Tuesday, April 30, 2019

'I'll Take Your Dead' (2018) Movie Review

ava preston

I’ll Take Your Dead starts with a young girl’s ominous voiceover about seeing dead people and the nature of death, straight into a corpse being dismembered, dissolved in a bathtub, and disposed of. This immediately sets the mood for writer/director Chad Archibald’s dark synthesis of gritty underworld crime saga and supernatural ghost horror. 


William (Aidan Devine) and his young daughter, Gloria (Ava Preston), live a quiet life in a remote farmhouse in the cold, windswept countryside. Three things of note. First, the duo loves each other very much, but has a strained relationship as they both cope with the death of Gloria’s mother, William’s wife. Second, for work, William disposes of dead bodies for local criminals. Third, Gloria sees dead people. When the body of Jackie (Jess Salgueiro) shows up not-quite-dead, it complicates things in a variety of practical, ethical, and esoteric ways that build toward a violent conclusion.
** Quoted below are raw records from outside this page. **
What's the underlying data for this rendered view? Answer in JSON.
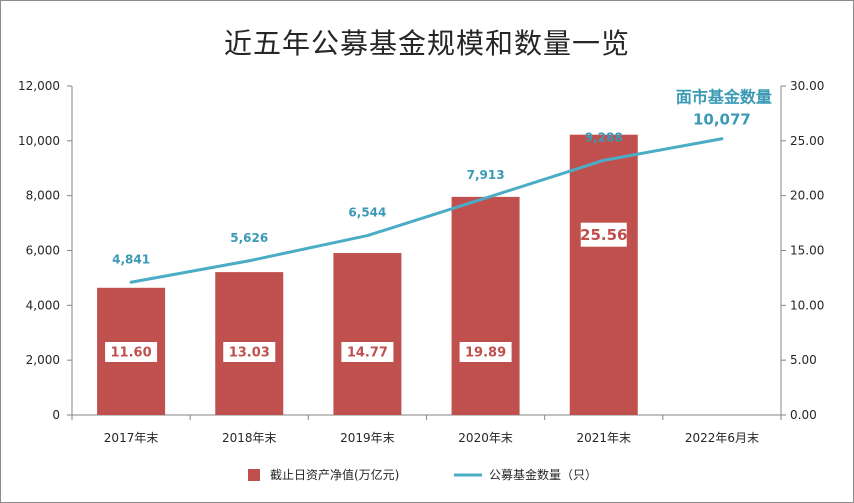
{
  "chart_data": {
    "type": "bar+line",
    "title": "近五年公募基金规模和数量一览",
    "categories": [
      "2017年末",
      "2018年末",
      "2019年末",
      "2020年末",
      "2021年末",
      "2022年6月末"
    ],
    "bar_series": {
      "name": "截止日资产净值(万亿元)",
      "axis": "right",
      "values": [
        11.6,
        13.03,
        14.77,
        19.89,
        25.56,
        null
      ],
      "labels": [
        "11.60",
        "13.03",
        "14.77",
        "19.89",
        "25.56",
        ""
      ],
      "color": "#c0504d"
    },
    "line_series": {
      "name": "公募基金数量（只）",
      "axis": "left",
      "values": [
        4841,
        5626,
        6544,
        7913,
        9288,
        10077
      ],
      "labels": [
        "4,841",
        "5,626",
        "6,544",
        "7,913",
        "9,288",
        "10,077"
      ],
      "color": "#4bacc6"
    },
    "left_axis": {
      "min": 0,
      "max": 12000,
      "ticks": [
        "0",
        "2,000",
        "4,000",
        "6,000",
        "8,000",
        "10,000",
        "12,000"
      ]
    },
    "right_axis": {
      "min": 0,
      "max": 30,
      "ticks": [
        "0.00",
        "5.00",
        "10.00",
        "15.00",
        "20.00",
        "25.00",
        "30.00"
      ]
    },
    "annotation": "面市基金数量",
    "legend_position": "bottom",
    "grid": false
  }
}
a ghost haunts a little girl in a basement

It’s a cool, unique set up and Archibald, along with the rest of the Black Fawn Films crew—the Canadian filmmaking collective behind Bite, Bed of the Dead, The Heretic, and more strangeness—weave together the grim crime elements, the ghostly terror, and the family stress. The result is a macabre, somber, gothic tale that’s as emotionally affecting as it is chilling.

True to form, William never wanted this life and found himself here via a path over which he had little or no control. He’s become something of a myth, a gangster urban legend hoods tell around campfires to terrify one another—rumors swirl that he eats the bodies or sews them together in grotesque arrangements, and he’s earned the nickname “Candy Butcher.” 

aiden devine and jess salguerio make an escape

But to Gloria, William’s just her dad. They have a strong, if strained, connection, and a dark, grisly domesticity that drives the entire film. He firmly delineates them versus the people who pay him, the good from the bad. They’re just a normal family. But when he says, “I’m not a monster,” her matter-of-fact reply is a simple, “You melt people in the back room,” and there’s nothing more to say. 

Stoic and dour, Devine, and subsequently William, carries his not-unsubstantial weight in his face, a labyrinthine map of well-worn creases, each one containing secrets and hurts and dreams of escape to El Paso. But it’s Preston who truly stands out. Haunted, both literally and figuratively, she is by turns an ascetic realist, a scared kid afraid to go into the basement, and a girl who misses her mom growing into womanhood. She bonds with Jackie, who becomes a stand-in mother figure while tied to a bed, at the same time she harbors no illusions that this woman is their prisoner. 

fiery ghost in a basement

Though short and direct—at 85 minutes, it’s closer to 80 when you account for the credits—I’ll Take Your Dead still takes pains to set the tone and establish continual tension. It gives the relationships, the spirits, the external anxiety space to simmer and develop. Set almost exclusively in a single location, cinematographer Jeff Maher makes excellent use of the sweeping exteriors, shooting the gorgeous wilderness expanses in a way that drives home the isolation. This juxtaposes with the tight inner workings of the house that close in and squeeze like a pressure cooker, reminiscent of The Autopsy of Jane Doe. Steph Copeland’s score runs from urgent, pressing synths to booming, portentous piano and nerve-jangling strings. 

While the supernatural elements do fall by the wayside in the middle in favor of more real-world concerns, it all comes back around and culminates in a strong action climax. Archibald and company pull together the various threads in curious, satisfying, if not wholly unexpected fashion. The bad guys, led by Ari Millen’s Reggie, who has the word “evil” tattooed on his cheek just in case you couldn’t tell, create a stand-off siege in an Assault on Precinct 13 vein that’s a fitting, thrilling apex.

shootout in the wilderness

I’ll Take Your Dead is a cool, probably off-your-radar little film that’s well worth the time and effort to track down. It blends various influences and genres into a tale that works as a potboiler crime story, a bleak family drama, and a creeping supernatural horror. There’s murder, a troubled father-daughter relationship, and ghosts; it checks off all the boxes.